Встань в полный рост!
Встань
На земле своей —
И достань рукой
до звёзд!
РАССКАЗ 19
ДАЛЕКА ДОРОГА ТВОЯ…
Мёртвой свастикой в небе орёл повис.
Под крылом кричат ледяные ветра…
С.КалугинСнег пошёл ночью, когда мы с Сергеем спали недалеко от широкого чёрного ручья. Собственно, на это походило ещё со вчерашнего утра, когда мы вышли из лагеря — небо наглухо зашторило сплошным пологом туч густо-свинцового цвета.
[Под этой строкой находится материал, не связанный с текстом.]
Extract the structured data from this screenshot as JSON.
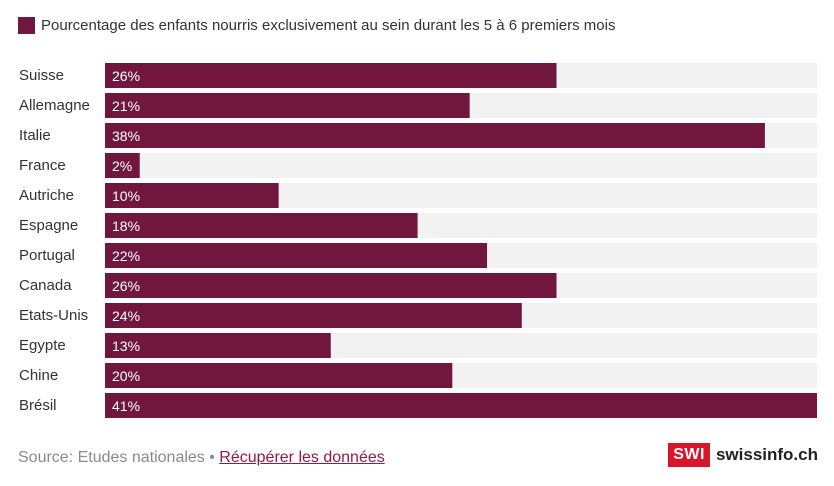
{
  "legend": {
    "label": "Pourcentage des enfants nourris exclusivement au sein durant les 5 à 6 premiers mois",
    "color": "#71173e"
  },
  "chart_data": {
    "type": "bar",
    "orientation": "horizontal",
    "categories": [
      "Suisse",
      "Allemagne",
      "Italie",
      "France",
      "Autriche",
      "Espagne",
      "Portugal",
      "Canada",
      "Etats-Unis",
      "Egypte",
      "Chine",
      "Brésil"
    ],
    "values": [
      26,
      21,
      38,
      2,
      10,
      18,
      22,
      26,
      24,
      13,
      20,
      41
    ],
    "value_labels": [
      "26%",
      "21%",
      "38%",
      "2%",
      "10%",
      "18%",
      "22%",
      "26%",
      "24%",
      "13%",
      "20%",
      "41%"
    ],
    "series": [
      {
        "name": "Pourcentage des enfants nourris exclusivement au sein durant les 5 à 6 premiers mois",
        "values": [
          26,
          21,
          38,
          2,
          10,
          18,
          22,
          26,
          24,
          13,
          20,
          41
        ]
      }
    ],
    "xlim": [
      0,
      41
    ],
    "grid": false,
    "legend_position": "top-left",
    "colors": {
      "bar": "#71173e",
      "track": "#f2f2f2"
    }
  },
  "footer": {
    "source_text": "Source: Etudes nationales •",
    "link_text": "Récupérer les données"
  },
  "brand": {
    "box_text": "SWI",
    "name": "swissinfo.ch"
  }
}
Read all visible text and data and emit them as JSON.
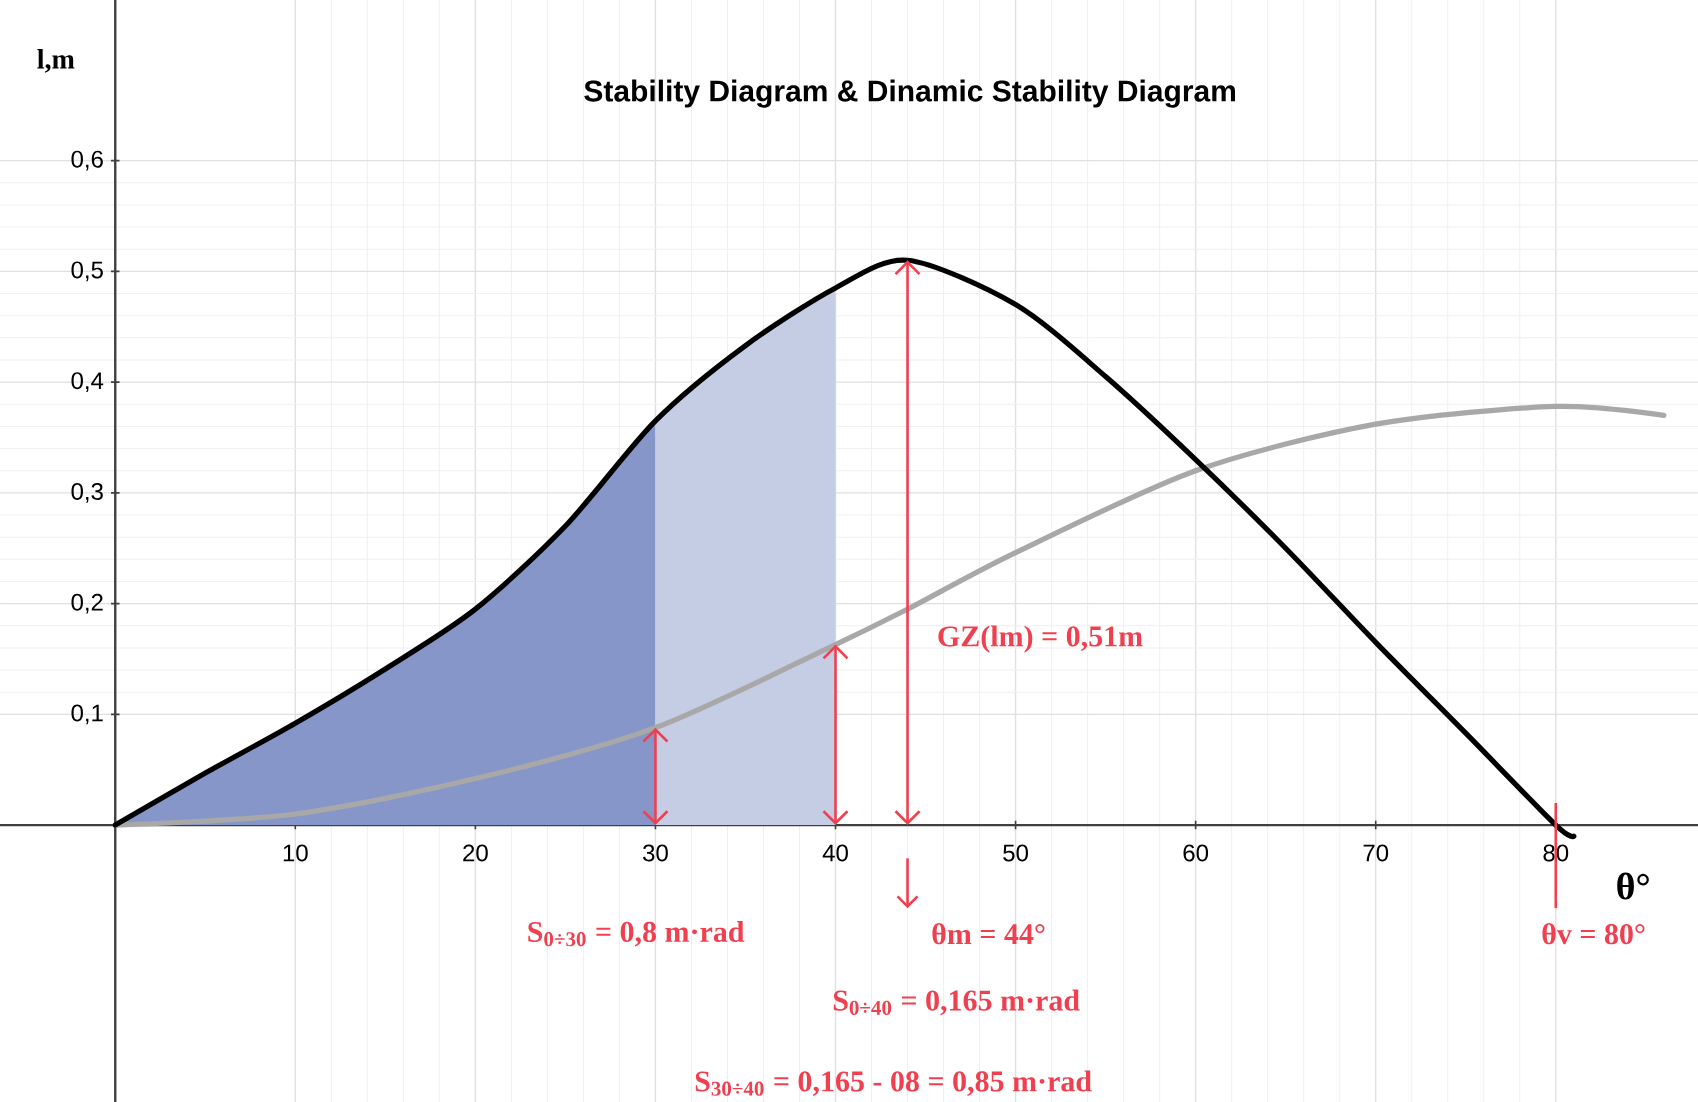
{
  "chart_data": {
    "type": "line",
    "title": "Stability Diagram & Dinamic Stability Diagram",
    "xlabel": "θ°",
    "ylabel": "l,m",
    "xlim": [
      -6.4,
      87.9
    ],
    "ylim": [
      -0.25,
      0.745
    ],
    "xticks": [
      10,
      20,
      30,
      40,
      50,
      60,
      70,
      80
    ],
    "yticks": [
      {
        "value": 0.1,
        "label": "0,1"
      },
      {
        "value": 0.2,
        "label": "0,2"
      },
      {
        "value": 0.3,
        "label": "0,3"
      },
      {
        "value": 0.4,
        "label": "0,4"
      },
      {
        "value": 0.5,
        "label": "0,5"
      },
      {
        "value": 0.6,
        "label": "0,6"
      }
    ],
    "grid": true,
    "series": [
      {
        "type": "area",
        "color": "#8796c8",
        "x": [
          0,
          5,
          10,
          15,
          20,
          25,
          30
        ],
        "values": [
          0,
          0.047,
          0.092,
          0.141,
          0.195,
          0.27,
          0.365
        ]
      },
      {
        "type": "area",
        "color": "#c5cde5",
        "x": [
          30,
          35,
          40
        ],
        "values": [
          0.365,
          0.433,
          0.485
        ]
      },
      {
        "color": "#a8a8a8",
        "x": [
          0,
          10,
          20,
          30,
          40,
          44,
          50,
          60,
          70,
          80,
          86
        ],
        "values": [
          0,
          0.01,
          0.042,
          0.088,
          0.163,
          0.195,
          0.246,
          0.32,
          0.362,
          0.378,
          0.37
        ]
      },
      {
        "color": "#000000",
        "x": [
          0,
          5,
          10,
          15,
          20,
          25,
          30,
          35,
          40,
          44,
          50,
          55,
          60,
          65,
          70,
          75,
          80,
          81
        ],
        "values": [
          0,
          0.047,
          0.092,
          0.141,
          0.195,
          0.27,
          0.365,
          0.433,
          0.485,
          0.51,
          0.47,
          0.405,
          0.33,
          0.25,
          0.165,
          0.083,
          0,
          -0.01
        ]
      }
    ],
    "annotations": [
      "GZ(lm) = 0,51m",
      "S$_{0÷30}$ = 0,8 m·rad",
      "θm = 44°",
      "S$_{0÷40}$ = 0,165 m·rad",
      "S$_{30÷40}$ = 0,165 - 08 = 0,85 m·rad",
      "θv = 80°"
    ]
  }
}
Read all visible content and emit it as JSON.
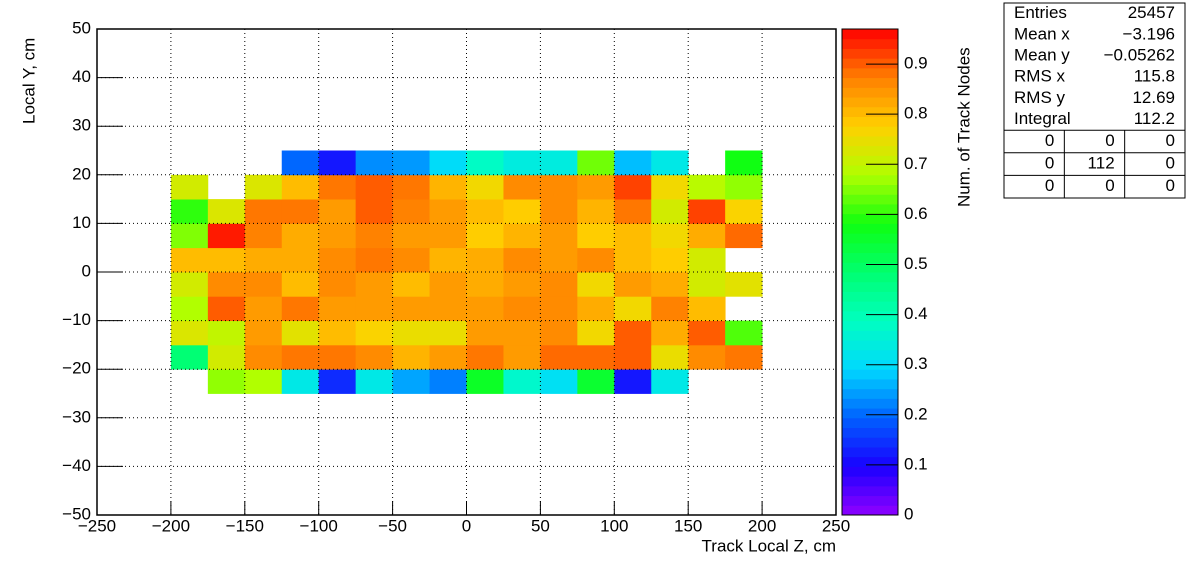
{
  "chart_data": {
    "type": "heatmap",
    "x_label": "Track Local Z, cm",
    "y_label": "Local Y, cm",
    "z_label": "Num. of Track Nodes",
    "x_bins": [
      -200,
      -175,
      -150,
      -125,
      -100,
      -75,
      -50,
      -25,
      0,
      25,
      50,
      75,
      100,
      125,
      150,
      175,
      200
    ],
    "y_bins": [
      -25,
      -20,
      -15,
      -10,
      -5,
      0,
      5,
      10,
      15,
      20,
      25
    ],
    "values": [
      [
        null,
        0.66,
        0.68,
        0.33,
        0.14,
        0.33,
        0.25,
        0.22,
        0.56,
        0.37,
        0.31,
        0.55,
        0.12,
        0.33,
        null,
        null
      ],
      [
        0.48,
        0.72,
        0.86,
        0.88,
        0.88,
        0.86,
        0.81,
        0.84,
        0.88,
        0.84,
        0.89,
        0.89,
        0.9,
        0.75,
        0.86,
        0.88
      ],
      [
        0.73,
        0.7,
        0.84,
        0.74,
        0.8,
        0.77,
        0.75,
        0.75,
        0.84,
        0.84,
        0.86,
        0.76,
        0.9,
        0.82,
        0.9,
        0.62
      ],
      [
        0.68,
        0.9,
        0.84,
        0.88,
        0.84,
        0.84,
        0.84,
        0.84,
        0.84,
        0.86,
        0.86,
        0.82,
        0.76,
        0.87,
        0.8,
        null
      ],
      [
        0.72,
        0.86,
        0.86,
        0.8,
        0.86,
        0.84,
        0.8,
        0.84,
        0.82,
        0.84,
        0.86,
        0.76,
        0.84,
        0.82,
        0.72,
        0.74
      ],
      [
        0.8,
        0.8,
        0.82,
        0.82,
        0.86,
        0.88,
        0.86,
        0.81,
        0.82,
        0.86,
        0.84,
        0.86,
        0.8,
        0.78,
        0.72,
        null
      ],
      [
        0.65,
        0.95,
        0.87,
        0.82,
        0.84,
        0.87,
        0.84,
        0.84,
        0.78,
        0.81,
        0.84,
        0.78,
        0.8,
        0.76,
        0.82,
        0.89
      ],
      [
        0.6,
        0.73,
        0.88,
        0.88,
        0.84,
        0.9,
        0.87,
        0.84,
        0.8,
        0.78,
        0.86,
        0.81,
        0.88,
        0.72,
        0.92,
        0.77
      ],
      [
        0.72,
        null,
        0.73,
        0.8,
        0.88,
        0.9,
        0.88,
        0.81,
        0.76,
        0.86,
        0.86,
        0.84,
        0.92,
        0.76,
        0.69,
        0.66
      ],
      [
        null,
        null,
        null,
        0.2,
        0.12,
        0.23,
        0.24,
        0.3,
        0.38,
        0.34,
        0.34,
        0.64,
        0.27,
        0.33,
        null,
        0.58
      ]
    ],
    "xlim": [
      -250,
      250
    ],
    "xticks": [
      {
        "value": -250,
        "label": "−250"
      },
      {
        "value": -200,
        "label": "−200"
      },
      {
        "value": -150,
        "label": "−150"
      },
      {
        "value": -100,
        "label": "−100"
      },
      {
        "value": -50,
        "label": "−50"
      },
      0,
      50,
      100,
      150,
      200,
      250
    ],
    "ylim": [
      -50,
      50
    ],
    "yticks": [
      {
        "value": -50,
        "label": "−50"
      },
      {
        "value": -40,
        "label": "−40"
      },
      {
        "value": -30,
        "label": "−30"
      },
      {
        "value": -20,
        "label": "−20"
      },
      {
        "value": -10,
        "label": "−10"
      },
      0,
      10,
      20,
      30,
      40,
      50
    ],
    "zlim": [
      0,
      0.97
    ],
    "zticks": [
      0,
      0.1,
      0.2,
      0.3,
      0.4,
      0.5,
      0.6,
      0.7,
      0.8,
      0.9
    ],
    "palette": [
      "#9000ff",
      "#1a00ff",
      "#0060ff",
      "#00d8ff",
      "#00ffc0",
      "#00ff70",
      "#10ff10",
      "#b0ff00",
      "#ffd000",
      "#ff8000",
      "#ff0000"
    ],
    "grid": true,
    "stats": {
      "rows": [
        [
          "Entries",
          "25457"
        ],
        [
          "Mean x",
          "−3.196"
        ],
        [
          "Mean y",
          "−0.05262"
        ],
        [
          "RMS x",
          "115.8"
        ],
        [
          "RMS y",
          "12.69"
        ],
        [
          "Integral",
          "112.2"
        ]
      ],
      "overflow": [
        [
          0,
          0,
          0
        ],
        [
          0,
          112,
          0
        ],
        [
          0,
          0,
          0
        ]
      ]
    }
  }
}
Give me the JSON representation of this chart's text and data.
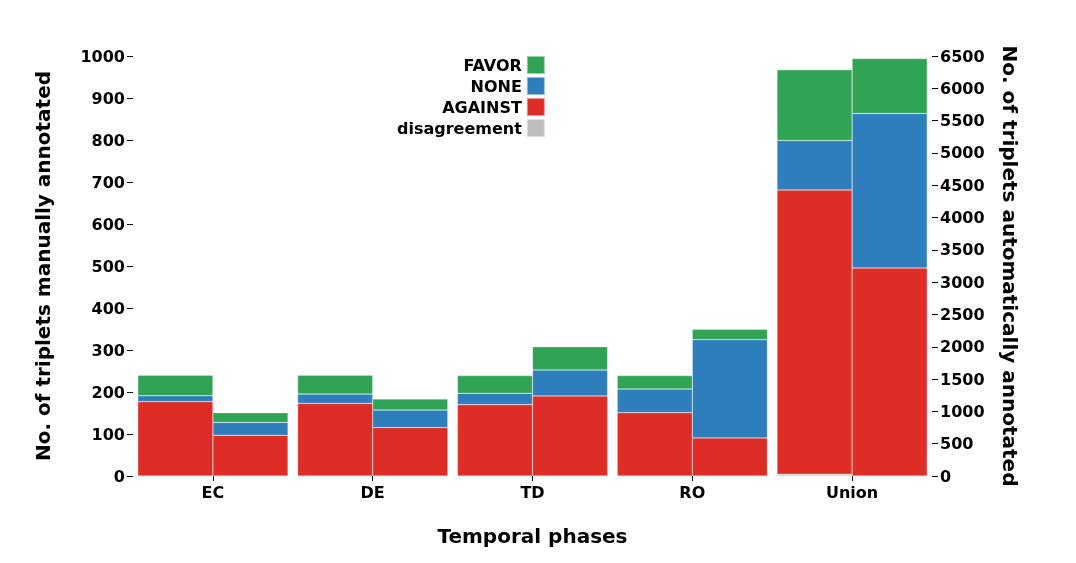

День прошёл в глухой тишине, а ночью, проснувшись, я увидел, как медленно падают крупные хлопья. «Снег,» — подумал я и, плотнее завернувшись в плащ, уснул снова…
…Когда я проснулся утром, снег уже перестал, но небо по-прежнему было цвета свинца. Гладкие гранитные валуны снег то ли не сумел покрыть, то ли они обтаяли, но в остальных местах он лежал ровным покровом. Мой плащ по краю прихватило к земле морозом. Я с треском отодрал его и сел.
Было не так уж и холодно — градуса два мороза, не больше. На снегу лежали куртка и сапоги Сергея, он сам сидел на одном из валунов на корточках и умывался.